Die Bankaktien im Euroraum sind Anfang Februar unter Druck gekommen, haben sich mit der Ankündigung eines Waffenstillstands zwischen den USA und Israel auf der einen und Iran auf der anderen Seite wieder deutlich erholt, notieren aber weiter knapp 10% unter dem Februarhoch. Unter der Annahme, dass die Wirtschaft im Euroraum im laufenden Jahr um 0,8% wächst und die EZB die Zinsen in den kommenden Monaten zweimal um jeweils 25 Basispunkte erhöht (DZ Bank Research), rechnen wir mit einem weiterhin positiven Marktumfeld für die Banken im Euroraum.
Die reduzierten Wachstumsprognosen für die europäische Wirtschaft als Folge des Irankriegs sind keine guten Nachrichten für die Banken, da sie sich voraussichtlich negativ auf die Kreditabschreibungen und die Nachfrage nach Krediten auswirken werden. Trotz deutlich gestiegener Insolvenzen in den letzten Jahren sind die Kreditausfälle bei den börsennotierten Großbanken im Euroraum weiterhin auf einem niedrigen Niveau. Wir rechnen nicht mit einem deutlichen Anstieg der Risikokosten, da die direkte Kreditvergabe der europäischen Banken in die Golfregion sehr begrenzt ist.
Auf der Zinsseite sollte sich eine schwächere Kreditnachfrage negativ auswirken. Das Ausbleiben von Zinssenkungen bzw. mögliche Zinserhöhungen hätten allerdings einen positiven Effekt, so dass wir insgesamt von keiner negativen Auswirkung ausgehen.
Banken mit einem großen Kapitalmarktgeschäft sollten zumindest im März und April von den gestiegenen Volatilitäten und hohen Handelsvolumina profitiert haben. Das Emissionsgeschäft ist u.E. auch sehr gut gelaufen im ersten Quartal.

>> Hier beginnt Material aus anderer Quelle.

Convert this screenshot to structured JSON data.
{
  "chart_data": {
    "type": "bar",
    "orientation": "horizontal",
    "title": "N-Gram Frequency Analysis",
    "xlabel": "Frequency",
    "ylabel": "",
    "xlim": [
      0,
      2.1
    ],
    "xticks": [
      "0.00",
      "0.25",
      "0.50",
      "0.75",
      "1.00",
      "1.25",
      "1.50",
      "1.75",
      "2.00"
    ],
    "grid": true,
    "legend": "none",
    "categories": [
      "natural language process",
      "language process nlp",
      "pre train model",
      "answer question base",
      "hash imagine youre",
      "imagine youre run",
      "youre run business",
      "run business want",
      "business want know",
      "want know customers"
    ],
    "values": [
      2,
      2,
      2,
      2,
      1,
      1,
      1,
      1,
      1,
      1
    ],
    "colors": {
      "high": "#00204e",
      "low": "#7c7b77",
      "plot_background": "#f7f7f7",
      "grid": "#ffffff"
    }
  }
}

Das erwartete Gewinnwachstum bleibt mit 8% bzw. 10% für 2026e bzw. 2027e hoch, die Eigenkapitalrendite soll im laufenden Jahr um knapp 90 Basispunkte auf 13,2% (2027e: 13,7%) steigen. Ein wichtiger Treiber für die prognostizierte Profitabilitätsverbesserung bleibt das hohe Volumen an Aktienrückkäufen.
Die Bewertung der europäischen Bankaktien bleibt unserer Meinung nach attraktiv mit einem durchschnittlichen 2026e KGV von 10x und einem Kurs/Buchwert von 1,3x (2026e Eigenkapitalrendite: 13,2%). Dazu kommt eine erwartete Dividendenrendite von 5,3%. Wir bevorzugen Banken mit starkem Privatkundengeschäft und einer großen Bedeutung des Zinsgeschäfts, da diese am meisten von höheren Zinsen profitieren und gleichzeitig weniger von steigenden Risikokosten im Firmenkundengeschäft betroffen sein sollten.